Gerald Roy and Quilt Collecting

I just got my copy of Fon's and Porter's "Love of Quilting" July/August 2009 issue. I have to say that I usually read quilting magazines such as Quilting Arts, and Quilter's Newsletter Magazine and the AQS and NQA periodicals. I signed up or Fons & Porter's to help out my quilt guild, and I am almost always surprised to find a couple of things I really enjoy even though most of my quilts aren't the type which you usually find in this magazine.

This month's happy article for me was Gerald Roy's "This Old Quilt: Odd bits: What makes a Good Collection? ". I immediately thought back to when I had the pleasure of meeting Gerald at his booth at the Lowell quilt show. I was lusting over several items, and walked away with a few antique blocks. He and I got into a very good discussion of antique quilts and since he was on the committee, he spoke with me about what I thought of the show.
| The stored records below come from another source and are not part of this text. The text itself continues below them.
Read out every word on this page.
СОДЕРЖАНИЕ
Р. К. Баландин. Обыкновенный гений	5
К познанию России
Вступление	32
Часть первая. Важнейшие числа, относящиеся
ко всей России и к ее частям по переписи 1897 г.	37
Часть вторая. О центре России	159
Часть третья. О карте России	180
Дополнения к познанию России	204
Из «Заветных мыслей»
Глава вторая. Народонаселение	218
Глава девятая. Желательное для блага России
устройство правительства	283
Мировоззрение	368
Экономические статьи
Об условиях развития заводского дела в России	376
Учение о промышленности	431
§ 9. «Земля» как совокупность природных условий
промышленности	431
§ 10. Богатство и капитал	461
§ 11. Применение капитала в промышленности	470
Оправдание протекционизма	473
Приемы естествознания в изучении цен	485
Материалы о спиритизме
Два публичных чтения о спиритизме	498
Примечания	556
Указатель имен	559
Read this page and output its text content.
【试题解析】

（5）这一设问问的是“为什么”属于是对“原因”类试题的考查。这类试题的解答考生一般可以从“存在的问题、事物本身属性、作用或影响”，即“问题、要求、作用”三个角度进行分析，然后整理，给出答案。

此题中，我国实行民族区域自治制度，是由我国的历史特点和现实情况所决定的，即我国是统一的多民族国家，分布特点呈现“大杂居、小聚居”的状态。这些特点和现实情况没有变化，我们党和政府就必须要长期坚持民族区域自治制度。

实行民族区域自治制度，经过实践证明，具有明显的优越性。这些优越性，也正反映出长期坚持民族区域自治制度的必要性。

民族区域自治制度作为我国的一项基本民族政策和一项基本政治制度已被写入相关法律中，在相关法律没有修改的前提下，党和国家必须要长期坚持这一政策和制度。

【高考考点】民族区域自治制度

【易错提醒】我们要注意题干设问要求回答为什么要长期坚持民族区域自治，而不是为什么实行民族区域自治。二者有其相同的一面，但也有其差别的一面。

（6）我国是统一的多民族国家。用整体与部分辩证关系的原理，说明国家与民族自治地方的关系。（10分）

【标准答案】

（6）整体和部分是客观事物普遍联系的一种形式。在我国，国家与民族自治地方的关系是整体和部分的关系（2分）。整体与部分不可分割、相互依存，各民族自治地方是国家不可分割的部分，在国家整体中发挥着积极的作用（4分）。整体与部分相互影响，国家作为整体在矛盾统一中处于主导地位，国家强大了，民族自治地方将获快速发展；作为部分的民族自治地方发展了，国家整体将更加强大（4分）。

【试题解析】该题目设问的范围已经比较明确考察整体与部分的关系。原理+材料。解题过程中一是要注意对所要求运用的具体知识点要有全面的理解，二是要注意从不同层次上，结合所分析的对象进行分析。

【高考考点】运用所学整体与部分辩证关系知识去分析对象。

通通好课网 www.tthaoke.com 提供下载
Last year, I emailed him to ask him his opinion something and he was very kind and wrote back immediately. He is top notch in my book--knowledgeable, well spoken, and seemingly happy to speak with anyone one on quilting.

I recommend this article (pages 12 - 16) to anyone who is interested in collecting quilts. In it he speaks about how the Pilgrim and Roy quilt collection came about, what was the criteria for their collecting. I have a small antique quilt collection. One which came about by accident. Certainly, after taking care of quilts professionally, the last thing I wanted to do was to collect vintage and antique pieces. They were just too fragile. (When I worked with Linda Baumgarten at Colonial Williamsburg Foundation, she collected 20th century satin souvenier pillows for the same reasons.)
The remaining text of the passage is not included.